The EAGLE Trial, a multicenter randomized controlled study evaluating the Olympus CADDIE™ device, has demonstrated that cloud-based artificial intelligence can significantly enhance the detection of high-risk colorectal lesions during colonoscopy. Published in npj Digital Medicine, the study represents a pivotal development in computer-aided detection technology for gastrointestinal endoscopy.
Conducted across eight centers in four European countries, the trial involved 841 patients and 22 endoscopists performing screening and surveillance colonoscopies. Patients were randomized to receive either standard colonoscopy or CADDIE-assisted colonoscopy. The CADDIE™ application is the first cloud-based Computer-Aided Detection solution for real-time polyp detection during colonoscopy that has received both FDA clearance and CE marking.
Key findings from the study revealed substantial improvements in detecting clinically significant lesions. In screening and surveillance patients, use of the CADDIE™ application was associated with a 7.3% absolute increase in adenoma detection rate compared to standard colonoscopy. More importantly, the system demonstrated remarkable relative increases in detection rates for specific high-risk lesion subtypes: 93% for large adenomas (>10 mm), 57% for non-polypoid adenomas, and 230% for sessile serrated lesions (SSLs).
The clinical significance of these findings is substantial, as lesions with sessile or flat morphology are particularly difficult to detect yet can harbor clinically relevant pathology. SSLs, in particular, represent high-risk lesions whose detection is critical to reducing the risk of post-colonoscopy colorectal cancer. The ability to reliably detect SSLs is increasingly viewed as a critical quality consideration in colonoscopy, as noted in recent guidelines from the European Society of Gastrointestinal Endoscopy and the American Gastroenterological Association.
The CADDIE™ application is specifically trained on a dataset enriched in clinically relevant and hard-to-detect lesions, including flat sessile serrated lesions and large polyps. This targeted approach addresses some of the concerns raised in recent guidelines regarding unnecessary resections, as the study demonstrated increased detection of clinically relevant lesions without increasing unnecessary procedures.
Cloud deployment represents a significant innovation in medical AI implementation. The CADDIE™ application leverages cloud architecture with industry standard security controls, offering hospitals flexibility by reducing reliance on hardware and enabling subscription-based procurement models.

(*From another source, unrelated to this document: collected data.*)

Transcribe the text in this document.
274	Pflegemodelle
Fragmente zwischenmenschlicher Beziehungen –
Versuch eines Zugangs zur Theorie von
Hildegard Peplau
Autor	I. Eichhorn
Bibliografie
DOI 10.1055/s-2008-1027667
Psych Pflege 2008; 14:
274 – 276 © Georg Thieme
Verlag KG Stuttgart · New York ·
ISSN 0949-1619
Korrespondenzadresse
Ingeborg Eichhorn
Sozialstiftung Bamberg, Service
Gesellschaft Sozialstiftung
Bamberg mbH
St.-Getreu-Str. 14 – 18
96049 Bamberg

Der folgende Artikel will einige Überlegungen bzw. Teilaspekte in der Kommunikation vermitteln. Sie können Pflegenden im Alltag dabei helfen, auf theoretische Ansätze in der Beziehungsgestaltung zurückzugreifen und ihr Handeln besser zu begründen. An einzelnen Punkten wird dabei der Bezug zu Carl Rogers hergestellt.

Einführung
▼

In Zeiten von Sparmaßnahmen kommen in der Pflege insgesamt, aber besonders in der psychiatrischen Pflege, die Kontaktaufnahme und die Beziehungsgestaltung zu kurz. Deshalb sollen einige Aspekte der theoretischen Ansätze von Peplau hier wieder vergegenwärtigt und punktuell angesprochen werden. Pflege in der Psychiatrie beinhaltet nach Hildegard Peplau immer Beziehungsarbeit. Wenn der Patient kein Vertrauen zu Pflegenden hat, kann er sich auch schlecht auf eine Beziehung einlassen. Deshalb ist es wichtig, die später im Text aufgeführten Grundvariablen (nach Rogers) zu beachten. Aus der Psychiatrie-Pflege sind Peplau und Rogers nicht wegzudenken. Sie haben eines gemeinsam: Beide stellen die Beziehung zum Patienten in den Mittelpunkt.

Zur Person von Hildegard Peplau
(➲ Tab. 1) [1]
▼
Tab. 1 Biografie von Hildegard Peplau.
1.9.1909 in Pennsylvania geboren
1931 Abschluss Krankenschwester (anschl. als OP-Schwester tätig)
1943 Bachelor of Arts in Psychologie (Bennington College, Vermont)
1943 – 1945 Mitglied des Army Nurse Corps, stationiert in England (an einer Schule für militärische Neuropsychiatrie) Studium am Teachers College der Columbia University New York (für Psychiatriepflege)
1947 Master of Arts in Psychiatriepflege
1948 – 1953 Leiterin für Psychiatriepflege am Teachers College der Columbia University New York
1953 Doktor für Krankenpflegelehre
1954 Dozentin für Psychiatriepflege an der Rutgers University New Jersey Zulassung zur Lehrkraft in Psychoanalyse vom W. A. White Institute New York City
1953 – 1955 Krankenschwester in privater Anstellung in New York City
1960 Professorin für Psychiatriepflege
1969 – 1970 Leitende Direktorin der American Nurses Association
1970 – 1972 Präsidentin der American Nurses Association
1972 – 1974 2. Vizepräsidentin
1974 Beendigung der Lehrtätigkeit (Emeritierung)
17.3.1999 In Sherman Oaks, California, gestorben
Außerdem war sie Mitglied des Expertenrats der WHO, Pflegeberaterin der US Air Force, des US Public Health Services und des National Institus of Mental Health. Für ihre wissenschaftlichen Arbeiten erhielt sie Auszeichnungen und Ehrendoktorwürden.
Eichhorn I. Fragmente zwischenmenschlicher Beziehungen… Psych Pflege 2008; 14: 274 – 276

This approach has the potential to democratize access to advanced AI tools and lays the foundation for future AI applications in endoscopy. For complete access to the EAGLE Trial study, visit https://doi.org/10.1038/s41746-025-02270-1.
Principal Investigator Rawen Kader noted that "cloud deployment can remove hardware barriers and give hospitals access to the latest AI innovations, which has the potential of improving detection of the lesions that matter most for reducing colorectal cancer risk." This sentiment was echoed by Olympus executives, who emphasized that delivering AI in real time through the cloud can help accelerate innovation and enable hospitals worldwide to benefit from evidence-based technologies.
The study's publication in a high-impact journal supports clinical adoption of the CADDIE™ device as an AI solution that can enhance detection of clinically relevant lesions without compromising safety or efficiency. As colorectal cancer remains a leading cause of cancer mortality worldwide, technologies that improve early detection of precancerous lesions represent significant advancements in preventive medicine. The EAGLE Trial results suggest that cloud-based AI systems could become standard tools in colorectal cancer screening programs, potentially reducing interval cancers and improving patient outcomes through more comprehensive lesion detection.